From what I have read it should not be sold, seems he is not listening to anyone and wants to sell it for a song anyways because they need the money, I dont know much more about it but I think that unless the NSW public vote in a majority for the power to be privatised, then public it should stay.
Its just common sense really.
 
If it is privatised you will end up working for the shareholders. Shareholders want improvement in THIER bottom line, and in my experience working in the private sector, this will be at a cost to work practise.

Will they pay you more for doing the same job your doing now? Probably not.

Will they keep current staffing levels,if they realise that they can afford to cut corners at no loss to productivity? Probably not

Is it a good idea? Probably not!

I have a feeling that if Morris goes ahead with the idea of privitisation of electricy production in NSW, the party will file a no confidance motion in thier leader and that will spell the end of him
 
If it is privatised you will end up working for the shareholders. Shareholders want improvement in THIER bottom line, and in my experience working in the private sector, this will be at a cost to work practise.

Will they pay you more for doing the same job your doing now? Probably not.

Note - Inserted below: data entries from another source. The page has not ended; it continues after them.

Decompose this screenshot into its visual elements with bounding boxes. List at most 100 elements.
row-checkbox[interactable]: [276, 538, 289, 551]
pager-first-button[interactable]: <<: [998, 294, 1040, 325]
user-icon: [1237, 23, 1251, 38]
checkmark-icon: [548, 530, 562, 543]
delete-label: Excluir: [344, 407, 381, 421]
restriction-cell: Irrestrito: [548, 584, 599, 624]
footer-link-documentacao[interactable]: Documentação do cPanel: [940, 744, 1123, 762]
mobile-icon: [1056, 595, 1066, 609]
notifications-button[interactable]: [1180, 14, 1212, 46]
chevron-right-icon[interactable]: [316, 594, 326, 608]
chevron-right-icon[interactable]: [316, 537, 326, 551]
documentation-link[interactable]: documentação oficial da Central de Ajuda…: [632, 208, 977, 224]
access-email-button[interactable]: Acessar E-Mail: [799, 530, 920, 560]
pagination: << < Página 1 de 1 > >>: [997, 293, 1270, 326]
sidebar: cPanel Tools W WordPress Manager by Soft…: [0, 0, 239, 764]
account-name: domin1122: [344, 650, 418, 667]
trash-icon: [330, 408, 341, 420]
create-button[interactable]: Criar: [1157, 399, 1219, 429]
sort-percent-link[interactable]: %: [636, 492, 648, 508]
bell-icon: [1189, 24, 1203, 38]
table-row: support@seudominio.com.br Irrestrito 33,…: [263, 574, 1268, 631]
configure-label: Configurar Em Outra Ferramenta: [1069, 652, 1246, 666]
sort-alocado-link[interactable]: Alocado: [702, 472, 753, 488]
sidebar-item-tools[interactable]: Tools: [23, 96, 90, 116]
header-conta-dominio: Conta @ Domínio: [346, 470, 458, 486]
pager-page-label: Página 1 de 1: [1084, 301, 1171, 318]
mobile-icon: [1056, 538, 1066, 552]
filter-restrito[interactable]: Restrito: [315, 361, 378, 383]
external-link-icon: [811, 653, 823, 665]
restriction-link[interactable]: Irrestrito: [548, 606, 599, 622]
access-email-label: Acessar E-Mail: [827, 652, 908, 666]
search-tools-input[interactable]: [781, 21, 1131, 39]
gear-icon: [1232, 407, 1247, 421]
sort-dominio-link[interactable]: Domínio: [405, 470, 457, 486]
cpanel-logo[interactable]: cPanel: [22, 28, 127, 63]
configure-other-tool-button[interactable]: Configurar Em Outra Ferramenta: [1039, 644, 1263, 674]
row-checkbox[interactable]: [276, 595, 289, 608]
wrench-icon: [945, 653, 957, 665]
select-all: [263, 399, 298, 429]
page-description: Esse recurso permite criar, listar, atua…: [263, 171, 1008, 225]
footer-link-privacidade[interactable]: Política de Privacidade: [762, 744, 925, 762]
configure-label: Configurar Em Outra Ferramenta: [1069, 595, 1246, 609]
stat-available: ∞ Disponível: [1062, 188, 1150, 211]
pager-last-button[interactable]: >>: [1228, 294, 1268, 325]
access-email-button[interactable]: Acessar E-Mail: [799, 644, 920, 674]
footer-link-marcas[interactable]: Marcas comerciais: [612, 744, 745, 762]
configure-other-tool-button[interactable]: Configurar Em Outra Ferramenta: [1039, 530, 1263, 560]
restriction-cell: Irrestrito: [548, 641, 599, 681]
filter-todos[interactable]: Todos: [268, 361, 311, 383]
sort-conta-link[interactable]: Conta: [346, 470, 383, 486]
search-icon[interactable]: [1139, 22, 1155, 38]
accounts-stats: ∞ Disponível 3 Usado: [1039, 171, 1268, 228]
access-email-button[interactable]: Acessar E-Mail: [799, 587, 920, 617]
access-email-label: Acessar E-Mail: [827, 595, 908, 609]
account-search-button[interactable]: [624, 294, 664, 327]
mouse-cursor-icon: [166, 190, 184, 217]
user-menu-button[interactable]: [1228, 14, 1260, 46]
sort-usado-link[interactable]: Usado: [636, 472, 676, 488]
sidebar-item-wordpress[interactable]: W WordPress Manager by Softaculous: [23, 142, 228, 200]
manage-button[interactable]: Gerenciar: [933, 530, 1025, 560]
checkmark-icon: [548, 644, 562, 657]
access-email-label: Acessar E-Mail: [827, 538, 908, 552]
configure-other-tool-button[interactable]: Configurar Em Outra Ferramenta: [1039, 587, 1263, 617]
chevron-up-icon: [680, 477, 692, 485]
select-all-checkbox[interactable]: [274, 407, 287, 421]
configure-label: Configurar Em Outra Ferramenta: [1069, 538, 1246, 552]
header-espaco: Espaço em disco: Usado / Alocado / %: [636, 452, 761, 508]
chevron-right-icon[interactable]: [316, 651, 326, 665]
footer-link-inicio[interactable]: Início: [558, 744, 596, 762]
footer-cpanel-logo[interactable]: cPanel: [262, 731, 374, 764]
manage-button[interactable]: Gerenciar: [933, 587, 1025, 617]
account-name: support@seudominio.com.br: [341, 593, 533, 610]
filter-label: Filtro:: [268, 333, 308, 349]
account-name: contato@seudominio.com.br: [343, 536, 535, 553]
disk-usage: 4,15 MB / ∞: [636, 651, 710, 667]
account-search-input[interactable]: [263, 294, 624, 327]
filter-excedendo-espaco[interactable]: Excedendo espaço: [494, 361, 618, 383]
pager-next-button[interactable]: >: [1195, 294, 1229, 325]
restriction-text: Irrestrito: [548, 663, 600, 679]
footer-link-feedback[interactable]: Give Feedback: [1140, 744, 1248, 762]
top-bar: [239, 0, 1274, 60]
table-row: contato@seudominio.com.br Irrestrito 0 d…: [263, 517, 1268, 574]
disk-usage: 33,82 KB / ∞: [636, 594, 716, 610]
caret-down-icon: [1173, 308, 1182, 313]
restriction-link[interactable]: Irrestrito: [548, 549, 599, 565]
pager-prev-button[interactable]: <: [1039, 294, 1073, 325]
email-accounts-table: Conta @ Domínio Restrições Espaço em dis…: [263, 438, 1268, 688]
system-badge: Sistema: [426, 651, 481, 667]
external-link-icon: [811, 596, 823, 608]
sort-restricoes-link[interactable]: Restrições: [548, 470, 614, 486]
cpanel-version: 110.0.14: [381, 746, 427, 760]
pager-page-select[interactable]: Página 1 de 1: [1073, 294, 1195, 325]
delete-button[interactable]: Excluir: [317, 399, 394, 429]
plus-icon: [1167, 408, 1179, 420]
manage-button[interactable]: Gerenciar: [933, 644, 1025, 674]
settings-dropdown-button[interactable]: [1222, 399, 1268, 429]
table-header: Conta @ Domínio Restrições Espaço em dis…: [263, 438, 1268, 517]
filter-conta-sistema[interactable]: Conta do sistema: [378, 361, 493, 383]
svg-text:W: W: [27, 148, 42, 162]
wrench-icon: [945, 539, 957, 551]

Will they keep current staffing levels,if they realise that they can afford to cut corners at no loss to productivity? Probably not

absolutely.
 
A couple of years back, I read a story in the local paper about a taxi driver who was taking the CEO of Telstra to a conference in Katoomba. The cabbie had Telstra shares, but he was concerned about Telstra removing several payphones in the area. "Those payphones," he was assured, "cost our shareholders thousands of dollars every year". "Oh, well in that case," replied the cabbie, "get rid of them". It didn't matter to either of them that the one phone call made on that phone might be one that saved someone's life. To them, it was about saving money for the shareholders. When saving money for the shareholders becomes more important than providing a service to customers, regardless of how rarely that service might be used, that is when privatisation fails.
 
I hate privatisation, for there are so many examples of it fucking things up for consumers or those who rely on the services.
 
Not to mention the workers.
I work in the private healthcare industry. You dont need to tell me about management and what they will do to the workers for the sake of the shareholders.

Of course shannow you could always become a shareholder in whoever should become the owner and supplier of your product. That way you can have input into the company you work for and a forum at the AGM to raise concerns over workload and safe working practises should you need it.

also, as a shareholder that would mean your boss is working for you.................in a round about way!
 
Of course it doesn't help that the board of directors of a corporation's primary legal obligation is to make money for their shareholders (obviously in theory without breaking any other laws) and they can be held personally accountable if they are seen to have failed in this. It's what they are there for.
 
That's what makes the privatisation of public utilities so problematic. If you go back to my Telstra example from before, the shareholder only cares that a public phone box on a deserted stretch of highway costs more to fix than it brings in from being used, and it is therefore the CEO's job to get rid of it because of the cost to shareholders. As for the customer, who may be stuck on that very stretch of highway with a bung mobile phone (or none at all) and no way to call a cab at 2am in the middle of winter, well they just should have utilised the facility a bit more and it wouldn't have been taken away.
 
If you go back to my Telstra example from before, the shareholder only cares that a public phone box on a deserted stretch of highway costs more to fix than it brings in from being used, and it is therefore the CEO's job to get rid of it because of the cost to shareholders. As for the customer, who may be stuck on that very stretch of highway with a bung mobile phone (or none at all) and no way to call a cab at 2am in the middle of winter, well they just should have utilised the facility a bit more and it wouldn't have been taken away.


And if said phonebox is no longer required, then there is no need for repair man.